What This Document Is
This document comprises lecture notes from Statistics 246, a Statistical Genetics course offered at the University of California, Berkeley. Specifically, it focuses on the application of statistical methods to investigate the genetic basis of complex diseases, using Multiple Sclerosis (MS) as a case study. The material delves into the challenges and approaches used in identifying genetic factors contributing to disease susceptibility, moving beyond traditional genetic analysis techniques. It represents a focused exploration of population-based genetic studies.
Why This Document Matters
Students enrolled in advanced genetics, biostatistics, or related fields will find this resource particularly valuable.

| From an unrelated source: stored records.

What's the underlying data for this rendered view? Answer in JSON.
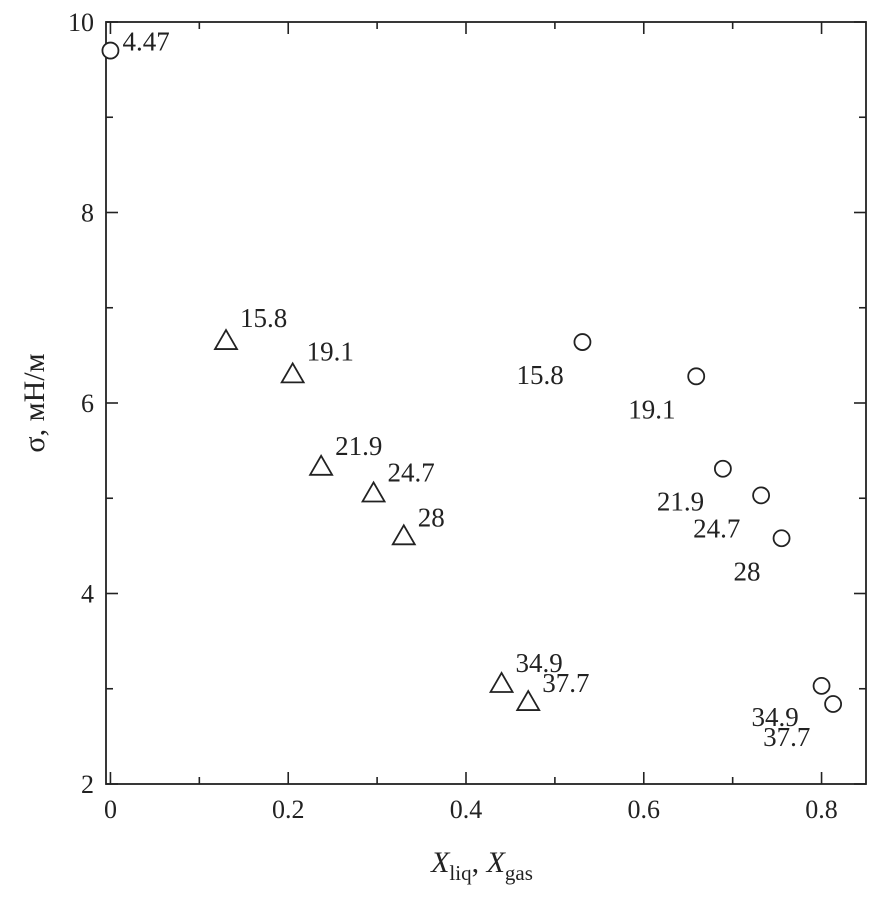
{
  "chart_data": {
    "type": "scatter",
    "xlabel": {
      "main1": "X",
      "sub1": "liq",
      "sep": ", ",
      "main2": "X",
      "sub2": "gas"
    },
    "ylabel": "σ, мН/м",
    "xlim": [
      -0.005,
      0.85
    ],
    "ylim": [
      2,
      10
    ],
    "x_ticks": [
      "0",
      "0.2",
      "0.4",
      "0.6",
      "0.8"
    ],
    "y_ticks": [
      "2",
      "4",
      "6",
      "8",
      "10"
    ],
    "grid": false,
    "legend": "none",
    "series": [
      {
        "marker": "triangle",
        "points": [
          {
            "x": 0.13,
            "y": 6.65,
            "label": "15.8"
          },
          {
            "x": 0.205,
            "y": 6.3,
            "label": "19.1"
          },
          {
            "x": 0.237,
            "y": 5.33,
            "label": "21.9"
          },
          {
            "x": 0.296,
            "y": 5.05,
            "label": "24.7"
          },
          {
            "x": 0.33,
            "y": 4.6,
            "label": "28"
          },
          {
            "x": 0.44,
            "y": 3.05,
            "label": "34.9"
          },
          {
            "x": 0.47,
            "y": 2.86,
            "label": "37.7"
          }
        ]
      },
      {
        "marker": "circle",
        "points": [
          {
            "x": 0.0,
            "y": 9.7,
            "label": "4.47"
          },
          {
            "x": 0.531,
            "y": 6.64,
            "label": "15.8"
          },
          {
            "x": 0.659,
            "y": 6.28,
            "label": "19.1"
          },
          {
            "x": 0.689,
            "y": 5.31,
            "label": "21.9"
          },
          {
            "x": 0.732,
            "y": 5.03,
            "label": "24.7"
          },
          {
            "x": 0.755,
            "y": 4.58,
            "label": "28"
          },
          {
            "x": 0.8,
            "y": 3.03,
            "label": "34.9"
          },
          {
            "x": 0.813,
            "y": 2.84,
            "label": "37.7"
          }
        ]
      }
    ]
  }
}
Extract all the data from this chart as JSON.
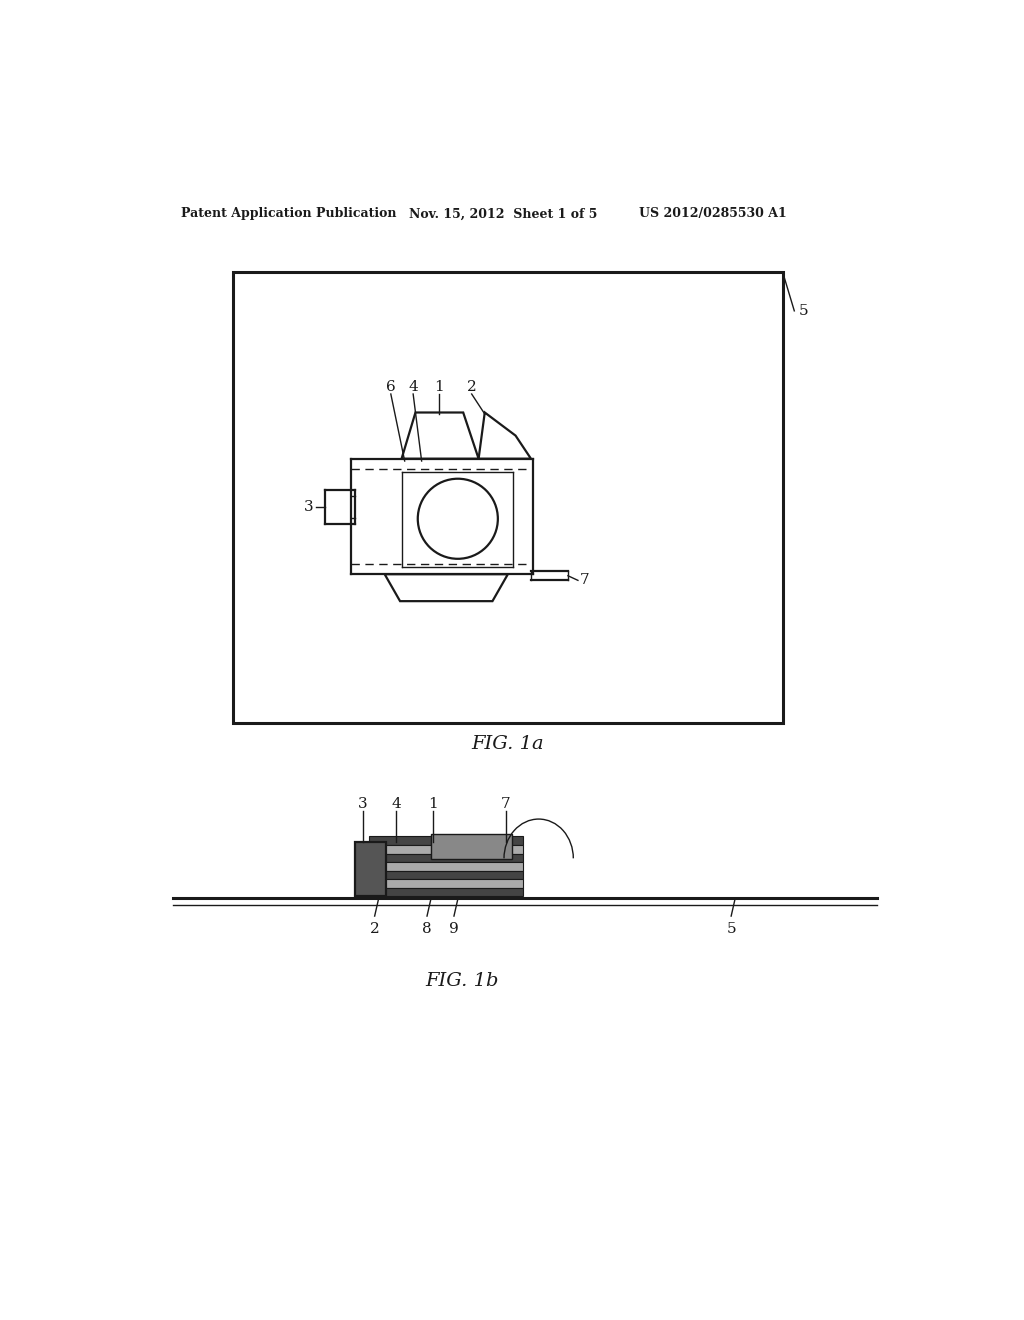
{
  "bg_color": "#ffffff",
  "line_color": "#1a1a1a",
  "header_left": "Patent Application Publication",
  "header_mid": "Nov. 15, 2012  Sheet 1 of 5",
  "header_right": "US 2012/0285530 A1",
  "fig1a_label": "FIG. 1a",
  "fig1b_label": "FIG. 1b"
}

It’s ideal for those seeking a deeper understanding of how statistical principles are applied to real-world genetic research. Researchers involved in disease gene mapping or association studies will also benefit from the concepts discussed. This material is best utilized as a supplement to coursework or as a reference during independent study, providing a detailed look at the complexities of genetic association analysis.
Topics Covered
* Fundamentals of association mapping and linkage mapping
* The concept of linkage disequilibrium (LD) and its role in genetic studies
* Case-control study design and potential pitfalls, including population structure
* The Transmission Disequilibrium Test (TDT) and its advantages
* Haplotype analysis as a method for disease gene localization
* Challenges in identifying genetic contributions to complex diseases like MS
What This Document Provides
* A detailed examination of statistical approaches to genetic association studies.
* Discussion of the considerations when selecting appropriate control populations for genetic research.
* An overview of methods designed to mitigate the impact of population structure on study results.
* A framework for understanding the principles behind analyzing genetic data from family-based studies (triads).
* Conceptual foundations for interpreting the relationship between marker alleles and disease susceptibility.